Immediately, I wondered: How can you touch an object encased in glass? After all, my original plan was to do something all about sensory participation. The MuseLAB’s wall gallery extends thirty feet along a public hallway which makes sense to delineate a secure place for a public exhibition, but what about the child in me who wants to wear the mask or smell the old book--that is now BEHIND glass!? I asked, can we work with the glass to extend a museum goers experience beyond its physical boundaries and create a more visceral experience? This problem now became my main focus for the exhibition.

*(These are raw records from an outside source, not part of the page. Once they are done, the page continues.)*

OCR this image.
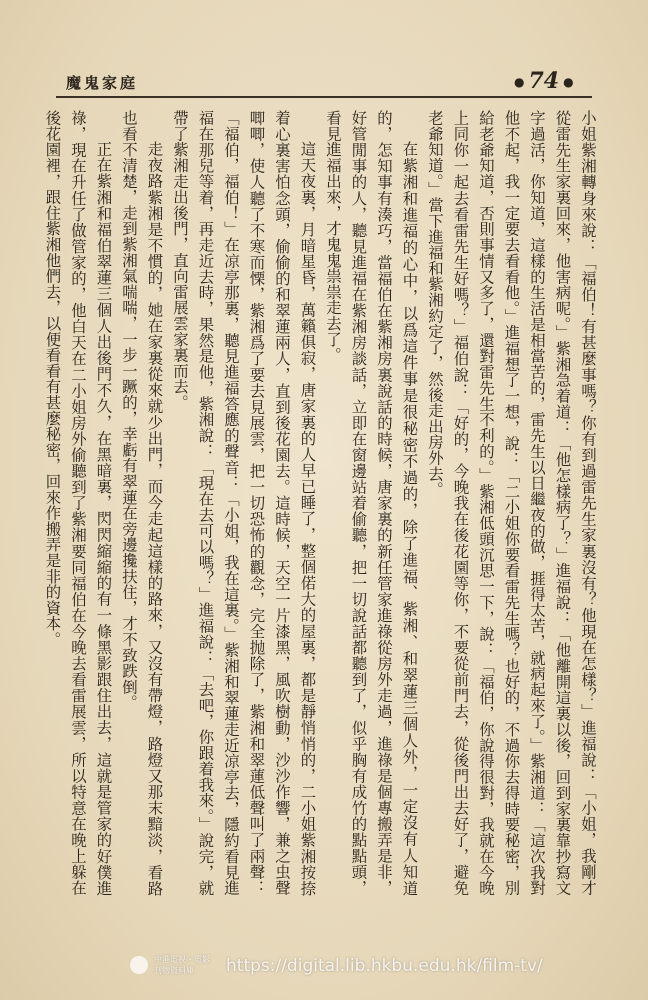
魔鬼家庭	● 74 ●

小姐紫湘轉身來說：「福伯！有甚麼事嗎？你有到過雷先生家裏沒有？他現在怎樣？」進福說：「小姐，我剛才從雷先生家裏回來，他害病呢。」紫湘急着道：「他怎樣病了？」進福說：「他離開這裏以後，回到家裏靠抄寫文字過活，你知道，這樣的生活是相當苦的，雷先生以日繼夜的做，捱得太苦，就病起來了。」紫湘道：「這次我對他不起，我一定要去看看他。」進福想了一想，說：「二小姐你要看雷先生嗎？也好的，不過你去得時要秘密，別給老爺知道，否則事情又多了，還對雷先生不利的。」紫湘低頭沉思一下，說：「福伯，你說得很對，我就在今晚上同你一起去看雷先生好嗎？」福伯說：「好的，今晚我在後花園等你，不要從前門去，從後門出去好了，避免老爺知道。」當下進福和紫湘約定了，然後走出房外去。

在紫湘和進福的心中，以爲這件事是很秘密不過的，除了進福、紫湘、和翠蓮三個人外，一定沒有人知道的，怎知事有湊巧，當福伯在紫湘房裏說話的時候，唐家裏的新任管家進祿從房外走過，進祿是個專搬弄是非，好管閒事的人，聽見進福在紫湘房談話，立即在窗邊站着偷聽，把一切說話都聽到了，似乎胸有成竹的點點頭，看見進福出來，才鬼鬼祟祟走去了。

這天夜裏，月暗星昏，萬籟俱寂，唐家裏的人早已睡了，整個偌大的屋裏，都是靜悄悄的，二小姐紫湘按捺着心裏害怕念頭，偷偷的和翠蓮兩人，直到後花園去。這時候，天空一片漆黑，風吹樹動，沙沙作響，兼之虫聲唧唧，使人聽了不寒而慄，紫湘爲了要去見展雲，把一切恐怖的觀念，完全抛除了，紫湘和翠蓮低聲叫了兩聲：「福伯，福伯！」在凉亭那裏，聽見進福答應的聲音：「小姐，我在這裏。」紫湘和翠蓮走近凉亭去，隱約看見進福在那兒等着，再走近去時，果然是他，紫湘說：「現在去可以嗎？」進福說：「去吧，你跟着我來。」說完，就帶了紫湘走出後門，直向雷展雲家裏而去。

走夜路紫湘是不慣的，她在家裏從來就少出門，而今走起這樣的路來，又沒有帶燈，路燈又那末黯淡，看路也看不清楚，走到紫湘氣喘喘，一步一蹶的，幸虧有翠蓮在旁邊攙扶住，才不致跌倒。

正在紫湘和福伯翠蓮三個人出後門不久，在黑暗裏，閃閃縮縮的有一條黑影跟住出去，這就是管家的好僕進祿，現在升任了做管家的，他白天在二小姐房外偷聽到了紫湘要同福伯在今晚去看雷展雲，所以特意在晚上躲在後花園裡，跟住紫湘他們去，以便看看有甚麼秘密，回來作搬弄是非的資本。

中港電視・電影 刊物資料庫	https://digital.lib.hkbu.edu.hk/film-tv/
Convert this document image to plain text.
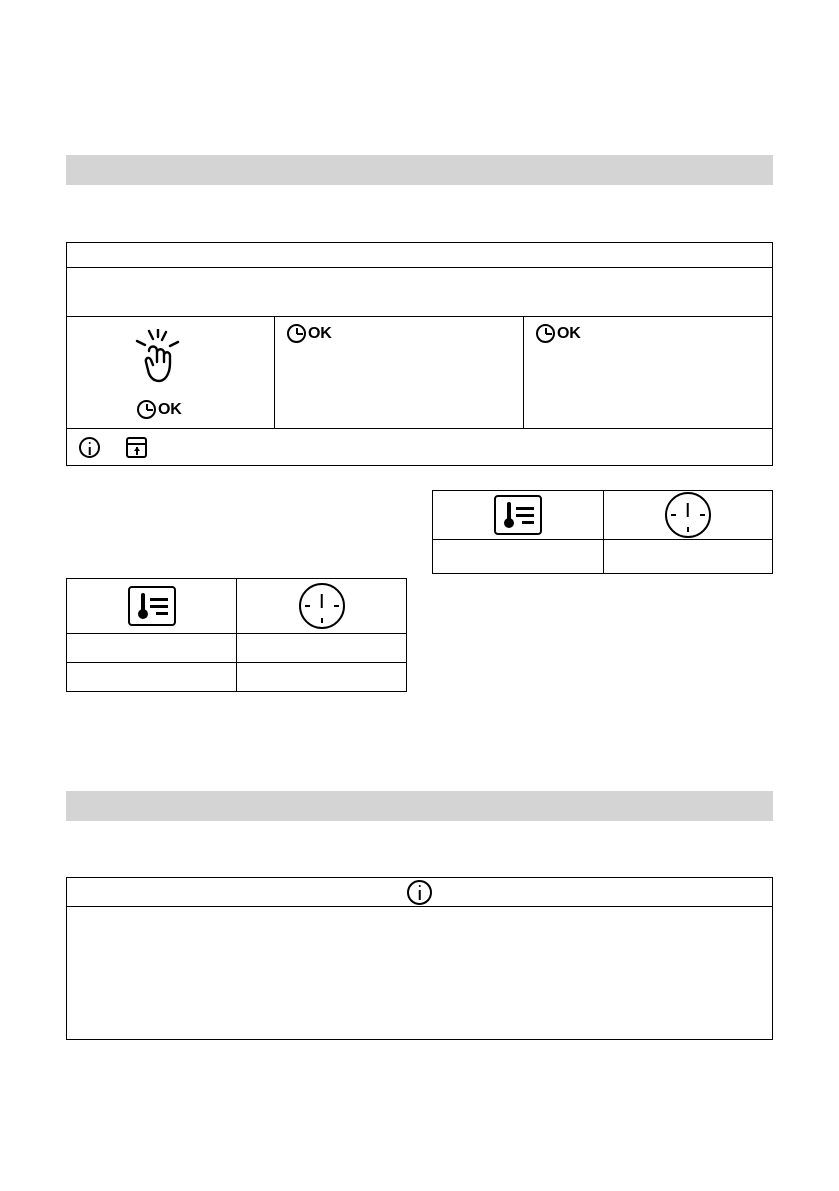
OK
OK	OK
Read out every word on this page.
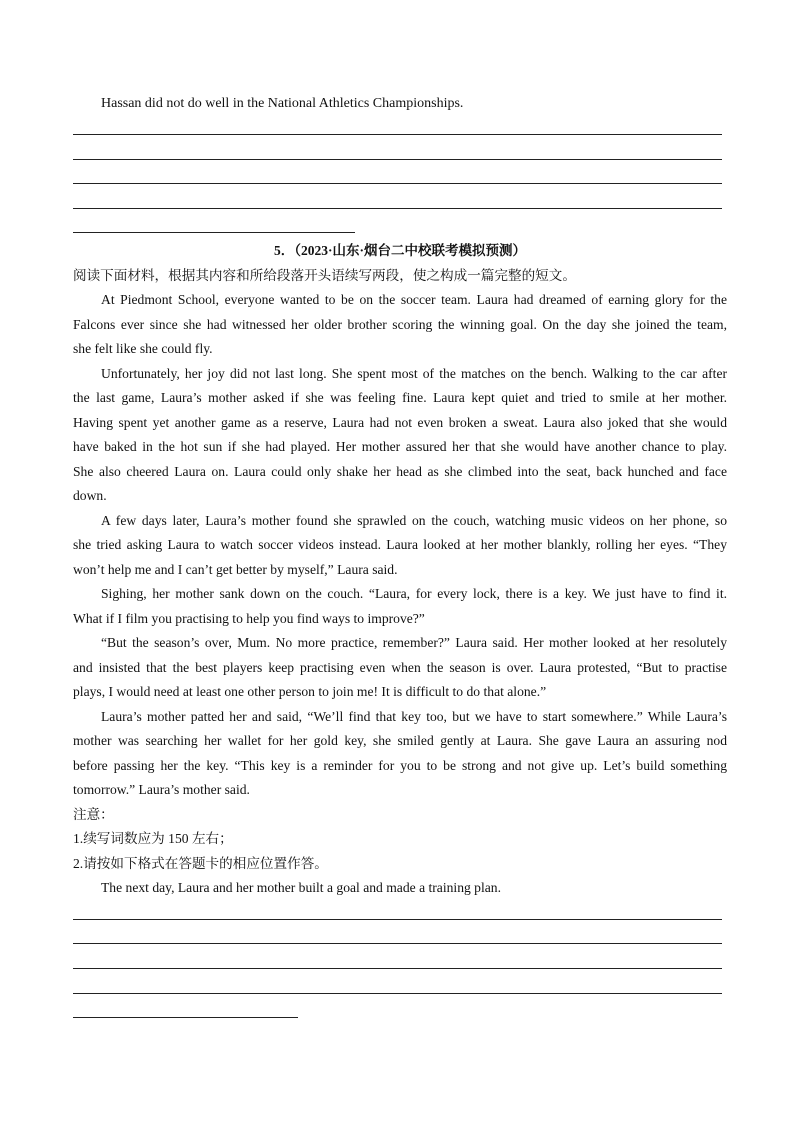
Hassan did not do well in the National Athletics Championships.
5．（2023·山东·烟台二中校联考模拟预测）
阅读下面材料，根据其内容和所给段落开头语续写两段，使之构成一篇完整的短文。
At Piedmont School, everyone wanted to be on the soccer team. Laura had dreamed of earning glory for the
Falcons ever since she had witnessed her older brother scoring the winning goal. On the day she joined the team,
she felt like she could fly.
Unfortunately, her joy did not last long. She spent most of the matches on the bench. Walking to the car after
the last game, Laura’s mother asked if she was feeling fine. Laura kept quiet and tried to smile at her mother.
Having spent yet another game as a reserve, Laura had not even broken a sweat. Laura also joked that she would
have baked in the hot sun if she had played. Her mother assured her that she would have another chance to play.
She also cheered Laura on. Laura could only shake her head as she climbed into the seat, back hunched and face
down.
A few days later, Laura’s mother found she sprawled on the couch, watching music videos on her phone, so
she tried asking Laura to watch soccer videos instead. Laura looked at her mother blankly, rolling her eyes. “They
won’t help me and I can’t get better by myself,” Laura said.
Sighing, her mother sank down on the couch. “Laura, for every lock, there is a key. We just have to find it.
What if I film you practising to help you find ways to improve?”
“But the season’s over, Mum. No more practice, remember?” Laura said. Her mother looked at her resolutely
and insisted that the best players keep practising even when the season is over. Laura protested, “But to practise
plays, I would need at least one other person to join me! It is difficult to do that alone.”
Laura’s mother patted her and said, “We’ll find that key too, but we have to start somewhere.” While Laura’s
mother was searching her wallet for her gold key, she smiled gently at Laura. She gave Laura an assuring nod
before passing her the key. “This key is a reminder for you to be strong and not give up. Let’s build something
tomorrow.” Laura’s mother said.
注意：
1.续写词数应为 150 左右；
2.请按如下格式在答题卡的相应位置作答。
The next day, Laura and her mother built a goal and made a training plan.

A summer trip to Ireland just before the exhibit planning started lead to more questions. The Book of Kells sits frozen in time under glass, revealing only two pages per day. Is not the artifact the whole of its words and drawings? Later, I found myself leaning casually against stone at the Rock of Cashel that predated the Vikings. Where were the stanchions, the protective plexi and the angry guard? Why was this so different from my American museum-going experience? These experiences helped me to design my exhibit in the MuseLab.
Looking Through Glass was designed to present a range of objects and scenarios thematically linked by glass, to challenge our notions of what is proper and necessary. The presentation demands some critical thought with an optimistic bent to how glass can be used to enhance one’s experience. Here is the Big Idea: Does a glass display case, meant to preserve objects, limit meaningful interactions? We don’t know.
The exhibit is segmented into five sections. The title section uses etched acrylic as its signage and presents one of the most iconic glass display forms, the cloche. The cloche was made to use outdoors and protect flowering plants from frost. In the second section, I gathered a wide variety of objects from different contexts to look at the glass collectively. Does the object need parameters?, it asks. The fish tank holds the natural environment in, the ships were created inside their glass bottle, and the fire extinguisher has a glass barrier prior to usage. Collectively, look for common themes and then ask yourself, “Why?”
In the third section, I was playing with optics and perception to see if there are methods to enhance interaction
with the intended audience. Magnification is a common tool for exhibition displays but I like the idea that you can focus the audience’s attention on a very minute detail of a bigger picture. Magnification becomes curatorial. Refraction is also an interesting tool, here used to flip an image through the water glass. Does the water glass become curatorial too? The next grouping in this section are masks that encourage the viewer to see the mask through the performer’s eyes and from the audience’s eyes by using the mirror as a focusing device. Are these good tools and methods that we should explore more?
The fourth section investigates sensory perception. I wanted to consider how we perceive texture through what we see. I have never held a broken shard of glass but I have a sense memory of what it feels like. Where did the memory come from? My mother telling me not to touch that? The stained glass is another example where we see texture and have manifested an idea with very little physical contact. Can we trust our eyes? I watched a really interesting phenomenon this summer as I was researching for this exhibit. I watched observers engage TV screens with talking heads almost to the point of conversation. How strange to embrace the illusion of conversation with a mechanism. What draws us in that intimately? Let’s see if we can recreate this phenomenon here.
Lastly, I wanted to extend the exhibit beyond its glass container. Here reflection allowed me to visually perceive the art pieces beyond the glass walls and to consider infinite possibilities. How does extension change your perception? There are infinite possibilities when using glass for exhibitions. What else could there be?
Explore Looking Through Glass with me, start a conversation, and let us know what possibilities you dream up.